Essentially it’s like the last scene of Field of Dreams with a proud unicorn dad and his human-unicorn hybrid offspring bonding, eating hot dogs in the park, finding each other through adversity and eradicating evil through their combined power of laser eyes and rainbow puke. As a dad myself, it placed a single horn right in the feels. I ought to be able to walk in a day or so.
Rudzinski stayed behind the camera this time (he played Joe the beleaguered and ultimately stiffed delivery guy from Pete’s Pizza in the first one) as director. The flick weaves enough references from the first one that for best results you’d want to check it out before giving this one a whirl, especially if you want to make sense of the post-credits scenes,. However, if you just want to see a unicorn-on-a-mission re-create the plot of Commando and rescue his uni-napped son from Nazis, by all means go in cold.
• Best Technique: The soul-extraction procedure that Ilsa developed for unsuspecting males is pleasurable, practical and effective. Worse ways to go can be imagined.
• Best Way to Deal With an Awkward Situation: When Duke talks his way out of a potential Last House on the Left situation after realizing Ms.
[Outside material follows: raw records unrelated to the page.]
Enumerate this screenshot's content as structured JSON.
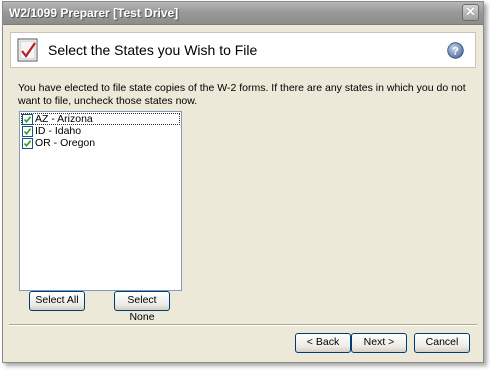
{
  "window": {
    "title": "W2/1099 Preparer [Test Drive]",
    "close_icon": "close-icon"
  },
  "header": {
    "title": "Select the States you Wish to File",
    "icon": "checklist-icon",
    "help_icon": "help-icon"
  },
  "description": "You have elected to file state copies of the W-2 forms. If there are any states in which you do not want to file,  uncheck those states now.",
  "states": [
    {
      "label": "AZ - Arizona",
      "checked": true
    },
    {
      "label": "ID - Idaho",
      "checked": true
    },
    {
      "label": "OR - Oregon",
      "checked": true
    }
  ],
  "buttons": {
    "select_all": "Select All",
    "select_none": "Select None",
    "back": "< Back",
    "next": "Next >",
    "cancel": "Cancel"
  },
  "colors": {
    "titlebar": "#9a9a9a",
    "dialog_bg": "#ece9d8",
    "button_border": "#003c74"
  }
}
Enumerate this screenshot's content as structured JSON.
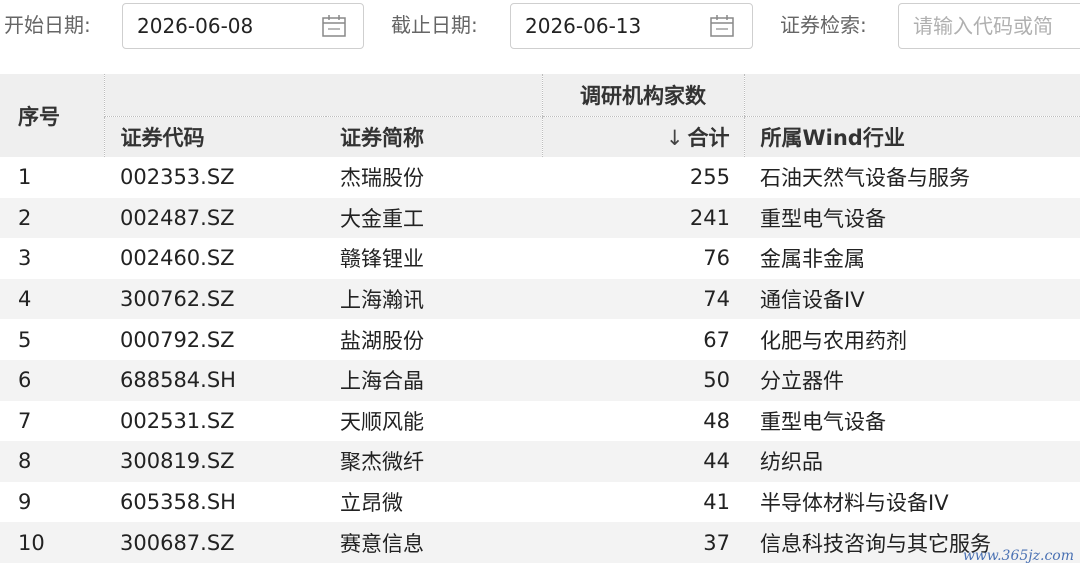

Laurence (Judy Casella) is the mom of two kids he offed on his rampage in the first flick and she’s been taking care of Robbie ever since.
• Best Master of Disguise Since Sam Smith from Attack of the Killer Tomatoes: Has to go to Klaus (Mark McConnell Jr.) who’s Tim, the hotdog salesman at Frankenfuhrer’s; Steve, the mulleted balloon salesman; and Buddy, the founder and friendly leader of the Trail Buddies who has mastered the art of targeted marketing. Klaus can do it all and tell you a long story about his childhood background that led him on his current career path that isn’t at all suspicious and his three attempts at capturing Robbie carry the second third of the flick.
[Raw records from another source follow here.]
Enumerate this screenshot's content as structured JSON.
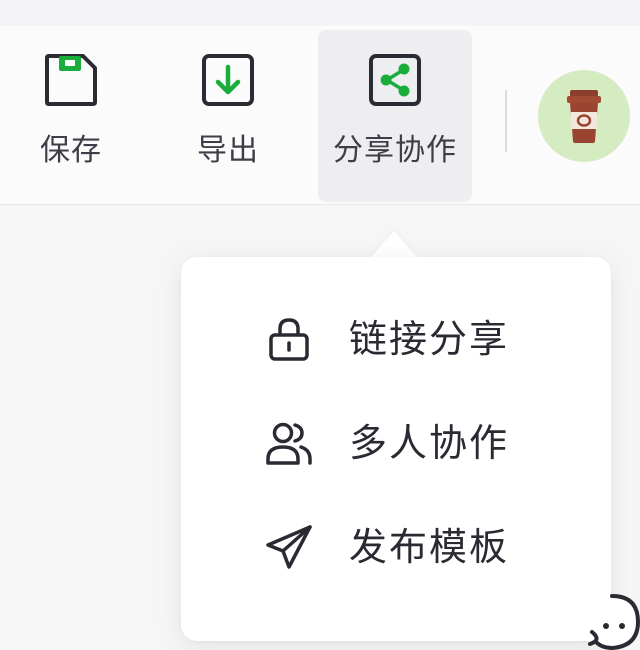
{
  "toolbar": {
    "save_label": "保存",
    "export_label": "导出",
    "share_label": "分享协作"
  },
  "share_menu": {
    "items": [
      {
        "label": "链接分享",
        "icon": "lock-icon"
      },
      {
        "label": "多人协作",
        "icon": "users-icon"
      },
      {
        "label": "发布模板",
        "icon": "paper-plane-icon"
      }
    ]
  },
  "colors": {
    "accent_green": "#1aad3c",
    "icon_stroke": "#2b2b33",
    "avatar_bg": "#d5ecc2"
  },
  "avatar": {
    "icon": "coffee-cup-icon"
  }
}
• Best Way to Up the Body Count: Katrina (Rebecca Rinehart) hires three guys off the internet so Duke has some more people to kill creatively during the final infiltration.
• Best Love Scene: By default, it goes to Duke and Otto (Terence Lee Cover), Ilsa’s repentant underling, who tenderly recreate 15 positions of the Kama Sutra in the romantic interlude before the Big Showdown.
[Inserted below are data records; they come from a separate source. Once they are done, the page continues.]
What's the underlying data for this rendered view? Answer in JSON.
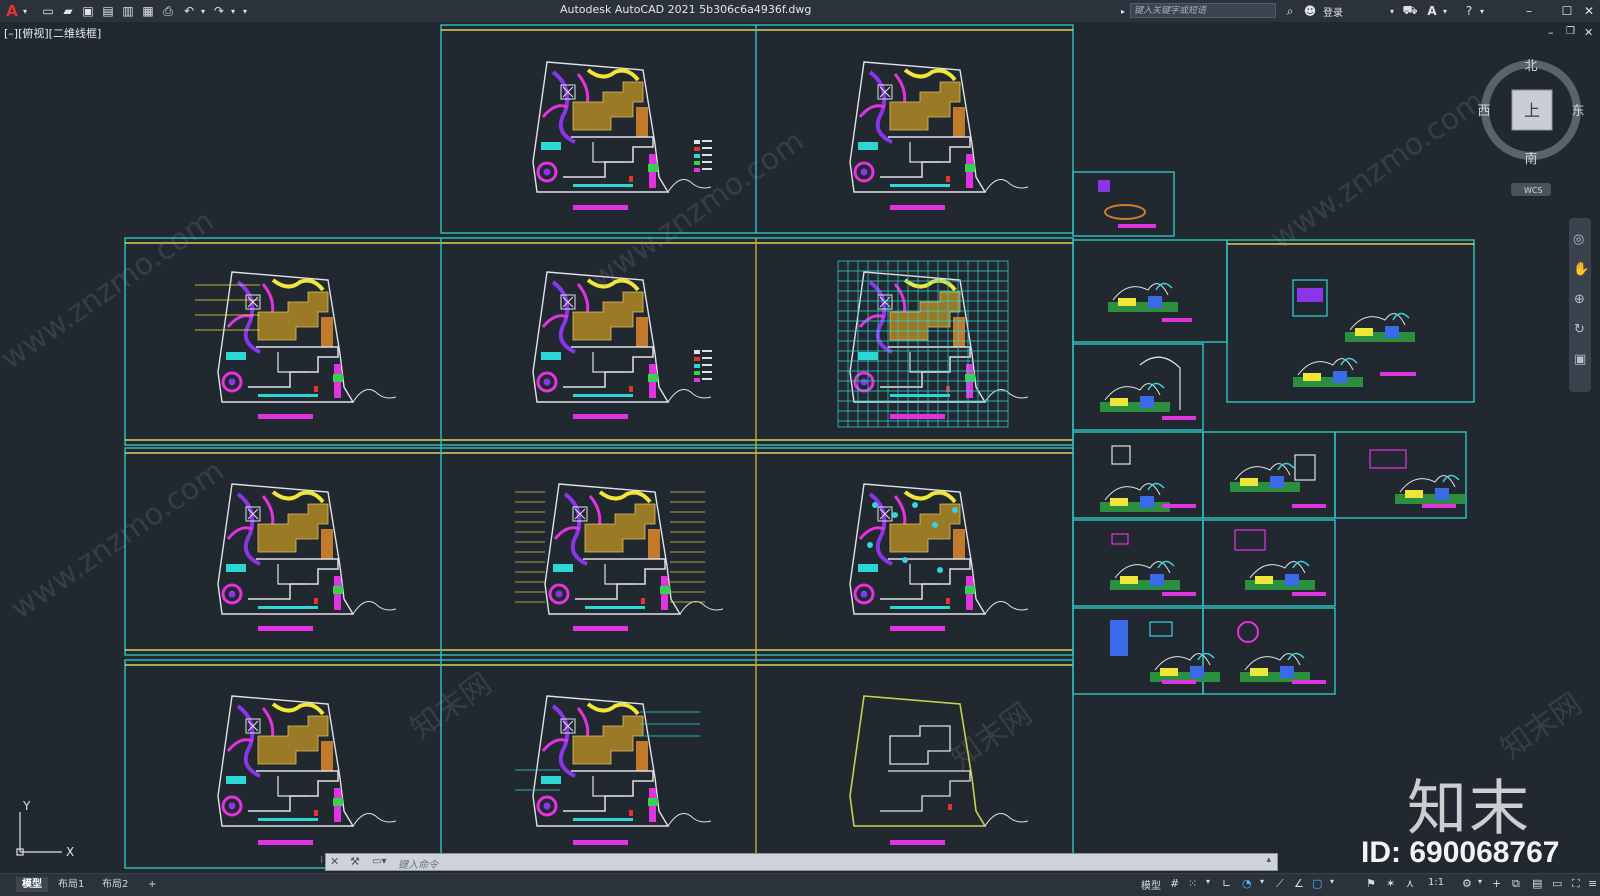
{
  "app": {
    "logo_letter": "A",
    "title": "Autodesk AutoCAD 2021    5b306c6a4936f.dwg",
    "search_placeholder": "键入关键字或短语",
    "login_label": "登录"
  },
  "viewport": {
    "view_label": "[–][俯视][二维线框]"
  },
  "viewcube": {
    "north": "北",
    "south": "南",
    "east": "东",
    "west": "西",
    "top_face": "上",
    "wcs_label": "WCS"
  },
  "ucs": {
    "y_label": "Y",
    "x_label": "X"
  },
  "command": {
    "placeholder": "键入命令"
  },
  "layout_tabs": [
    "模型",
    "布局1",
    "布局2"
  ],
  "status": {
    "model_label": "模型",
    "scale": "1:1"
  },
  "watermark": {
    "brand": "知末",
    "id": "ID: 690068767",
    "site": "www.znzmo.com",
    "cn": "知末网"
  },
  "colors": {
    "background": "#212830",
    "frame_cyan": "#2fc4c4",
    "frame_yellow": "#d6d65a",
    "magenta": "#e233e0",
    "accent_red": "#e0362c"
  }
}
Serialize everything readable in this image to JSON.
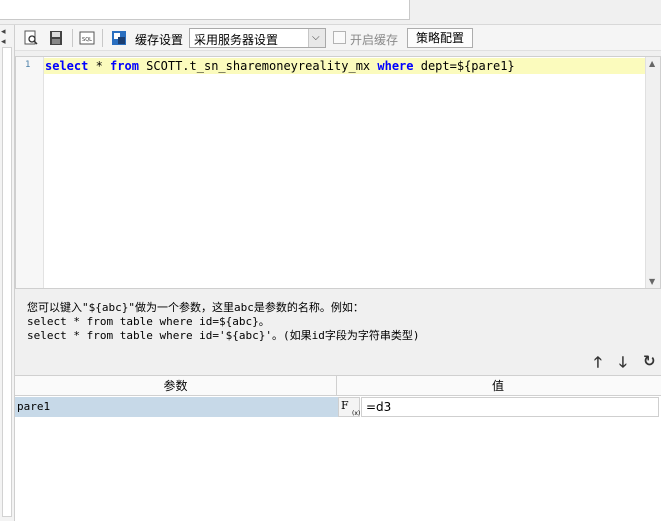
{
  "name_field": {
    "value": ""
  },
  "toolbar": {
    "cache_settings_label": "缓存设置",
    "cache_mode_value": "采用服务器设置",
    "enable_cache_label": "开启缓存",
    "enable_cache_checked": false,
    "policy_button_label": "策略配置"
  },
  "editor": {
    "line_number": "1",
    "sql": {
      "kw_select": "select",
      "star": " * ",
      "kw_from": "from",
      "table": " SCOTT.t_sn_sharemoneyreality_mx ",
      "kw_where": "where",
      "condition": " dept=${pare1}"
    }
  },
  "hint": {
    "line1": "您可以键入\"${abc}\"做为一个参数，这里abc是参数的名称。例如：",
    "line2": "select * from table where id=${abc}。",
    "line3": "select * from table where id='${abc}'。(如果id字段为字符串类型)"
  },
  "actions": {
    "up": "🡑",
    "down": "🡓",
    "refresh": "↻"
  },
  "params": {
    "header_name": "参数",
    "header_value": "值",
    "rows": [
      {
        "name": "pare1",
        "fx": "F",
        "fx_sub": "(x)",
        "value": "=d3"
      }
    ]
  }
}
• Best Visual Expression of the Heartbreaking End to a Relationship: What happens when Ilsa goes off on poor Otto prior to the final showdown against Duke.
• Best Drive-in References: When Duke goes all The Burning with some shears on a random Karen in a park and when Duke re-creates Jason’s bashing-a-wrapped-up-person-against-an-immovable-object-to-bludgeon-them technique with a Nazi lackey. And, of course, naming a Queen Bee Nazi Ilsa and directly quoting Aliens goes without saying, you know?
• Best Inherited Trait: Robbie got his dad’s laser vision.
• Best Teaser: Duke didn’t get the job done with one of the victims from the first flick, and now he has his own unhinged Snake Plissken-type enemy to deal with. If you saw the first one, you’ll know who it is.
While the sequel is lacking in some ways the attitude and anarchic impropriety that made the first CarousHELL reminiscent of early Troma flicks (there are no incestuous Quebecers, there’s a bit less in the blood department and just the one Karen gets offed — the rest are Nazis or their lackeys), this one does put the “uni” in family unit.
The stage also has been set for at least one absolutely berserk encounter-to-come if Rudzinski and Co. decide to clean the dried blood of Duke’s enemies off his damn-pretty white resin for a third wild CarousHELL go-round — Duke Pandorum, anyone?
As Duke his ownself said, the ride ain’t over.
There’s a grand premiere for CarousHELL the 2nd planned this weekend at 4 p.m. Oct. 10 at the Hollywood Theater in Dormont, Pa. For tickets, check out www.hollywoodtheaterpgh.org. The flick will be made available soon for streaming on Rudzinski’s own service (stevebuster.com) and physical media copies can be had from the Silver Spotlight Films web store.